The play centred on two people who meet and fall in love in the besieged Gaza strip – called Tales of a City by the Sea – will be studied as part of the Victorian Certificate of Education (VCE).

Palestinian playwright, Samah Sabawi, told The Educator that people rarely stop to think how these people in those troubled and war-torn parts of the world live their daily lives under such extreme conditions.

“We live in a beautiful peaceful country, and we only get bits and pieces on the news about people affected by war in war torn areas be it Syria, Yemen, Gaza or elsewhere,” she said.

“The play opens a window into the world of young people in war torn Gaza and the difficult choices they have to make.”
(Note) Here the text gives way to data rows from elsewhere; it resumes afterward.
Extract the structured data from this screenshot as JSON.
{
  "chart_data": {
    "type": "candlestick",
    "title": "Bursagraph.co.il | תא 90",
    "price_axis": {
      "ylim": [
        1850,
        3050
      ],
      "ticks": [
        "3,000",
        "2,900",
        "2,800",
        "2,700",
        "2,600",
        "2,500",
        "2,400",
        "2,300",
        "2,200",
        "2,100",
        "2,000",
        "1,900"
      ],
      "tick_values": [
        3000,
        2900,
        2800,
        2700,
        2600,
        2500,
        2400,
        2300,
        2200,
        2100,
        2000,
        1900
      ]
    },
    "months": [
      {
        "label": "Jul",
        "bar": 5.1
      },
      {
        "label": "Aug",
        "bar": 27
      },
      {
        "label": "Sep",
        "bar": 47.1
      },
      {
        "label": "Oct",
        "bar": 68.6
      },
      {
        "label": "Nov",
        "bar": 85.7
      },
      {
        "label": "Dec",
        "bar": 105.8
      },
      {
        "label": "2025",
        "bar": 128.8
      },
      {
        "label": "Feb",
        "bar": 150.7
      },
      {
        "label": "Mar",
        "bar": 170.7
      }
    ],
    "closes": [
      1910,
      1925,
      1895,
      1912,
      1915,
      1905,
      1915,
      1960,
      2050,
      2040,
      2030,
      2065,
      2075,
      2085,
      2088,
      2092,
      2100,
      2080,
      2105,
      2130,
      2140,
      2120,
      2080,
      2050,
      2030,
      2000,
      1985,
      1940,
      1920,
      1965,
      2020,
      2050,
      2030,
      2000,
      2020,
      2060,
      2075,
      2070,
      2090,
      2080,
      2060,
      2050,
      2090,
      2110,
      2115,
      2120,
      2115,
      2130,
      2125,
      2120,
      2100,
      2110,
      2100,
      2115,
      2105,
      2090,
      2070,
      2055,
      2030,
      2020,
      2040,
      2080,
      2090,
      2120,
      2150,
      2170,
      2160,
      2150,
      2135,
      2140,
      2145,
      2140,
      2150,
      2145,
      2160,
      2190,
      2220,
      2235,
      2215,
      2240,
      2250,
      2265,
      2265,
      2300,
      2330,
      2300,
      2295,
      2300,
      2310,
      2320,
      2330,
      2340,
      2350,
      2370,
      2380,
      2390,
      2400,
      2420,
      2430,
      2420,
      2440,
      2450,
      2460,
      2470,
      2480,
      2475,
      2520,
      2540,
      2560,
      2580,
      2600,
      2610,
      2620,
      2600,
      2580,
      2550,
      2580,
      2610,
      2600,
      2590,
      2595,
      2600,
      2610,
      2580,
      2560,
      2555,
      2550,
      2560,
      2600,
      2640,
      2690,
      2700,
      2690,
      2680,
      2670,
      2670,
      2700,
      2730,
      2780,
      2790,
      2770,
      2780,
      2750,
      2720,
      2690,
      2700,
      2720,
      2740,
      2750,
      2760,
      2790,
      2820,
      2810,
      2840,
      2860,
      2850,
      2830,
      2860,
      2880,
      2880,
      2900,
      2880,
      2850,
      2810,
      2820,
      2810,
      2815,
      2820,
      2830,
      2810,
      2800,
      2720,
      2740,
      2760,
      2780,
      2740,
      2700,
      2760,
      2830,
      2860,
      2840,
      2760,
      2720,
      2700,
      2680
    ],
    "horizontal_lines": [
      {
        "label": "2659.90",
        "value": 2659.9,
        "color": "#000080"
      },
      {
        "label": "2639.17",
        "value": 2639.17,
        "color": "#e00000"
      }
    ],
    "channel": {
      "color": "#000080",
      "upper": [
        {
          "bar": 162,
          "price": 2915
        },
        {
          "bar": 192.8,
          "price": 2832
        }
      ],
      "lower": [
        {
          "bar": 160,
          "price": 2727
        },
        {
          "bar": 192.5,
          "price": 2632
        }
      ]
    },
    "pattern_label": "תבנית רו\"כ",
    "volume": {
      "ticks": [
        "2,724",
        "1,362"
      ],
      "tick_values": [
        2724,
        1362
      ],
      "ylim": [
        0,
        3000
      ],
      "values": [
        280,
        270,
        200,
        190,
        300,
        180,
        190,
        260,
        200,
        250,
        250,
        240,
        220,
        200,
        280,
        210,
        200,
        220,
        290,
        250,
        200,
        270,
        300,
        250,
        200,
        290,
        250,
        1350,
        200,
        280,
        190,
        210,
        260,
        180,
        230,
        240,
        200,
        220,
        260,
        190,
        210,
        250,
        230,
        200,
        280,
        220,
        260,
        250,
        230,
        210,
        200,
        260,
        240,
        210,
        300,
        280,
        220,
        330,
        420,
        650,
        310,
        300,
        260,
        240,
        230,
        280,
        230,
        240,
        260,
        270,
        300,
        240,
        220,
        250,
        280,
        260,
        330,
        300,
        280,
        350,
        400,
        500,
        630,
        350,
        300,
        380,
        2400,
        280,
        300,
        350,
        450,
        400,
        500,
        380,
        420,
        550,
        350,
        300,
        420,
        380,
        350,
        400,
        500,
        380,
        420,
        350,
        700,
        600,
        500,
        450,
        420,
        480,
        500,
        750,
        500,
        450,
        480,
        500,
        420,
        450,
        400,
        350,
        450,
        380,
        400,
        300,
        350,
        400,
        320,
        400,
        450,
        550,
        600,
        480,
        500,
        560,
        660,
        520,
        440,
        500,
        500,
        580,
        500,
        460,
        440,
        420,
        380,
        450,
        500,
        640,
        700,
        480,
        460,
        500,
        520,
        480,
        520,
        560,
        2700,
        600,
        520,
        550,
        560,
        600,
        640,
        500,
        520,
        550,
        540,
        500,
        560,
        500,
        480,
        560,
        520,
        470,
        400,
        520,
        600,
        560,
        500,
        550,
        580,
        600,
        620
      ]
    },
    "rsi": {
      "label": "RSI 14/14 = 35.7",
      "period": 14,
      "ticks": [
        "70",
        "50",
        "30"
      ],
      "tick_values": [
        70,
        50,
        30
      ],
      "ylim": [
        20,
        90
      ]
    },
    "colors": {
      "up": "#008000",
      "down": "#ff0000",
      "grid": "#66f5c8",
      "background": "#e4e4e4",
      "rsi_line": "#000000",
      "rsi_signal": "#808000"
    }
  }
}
Sabawi said the play – woven together from the actual experiences of people living under Israeli occupation in Gaza – forces its audience “to think of the impact of war and violence on ordinary human lives”.

However, the play has been slammed by lobby group B’nai B’rith as “anti-Israeli propaganda”, with the group having reportedly approached Victorian Education Minister, James Merlino, with the demand to have it removed.

B’nai B’rith Anti-Defamation Commission chairman, Dvir Abramovich, said the play depicted Israel as a “bloodthirsty, evil war machine”.

“Nowhere to be found is the Israeli perspective, the suicide bombings inside Israel,” he told The Age.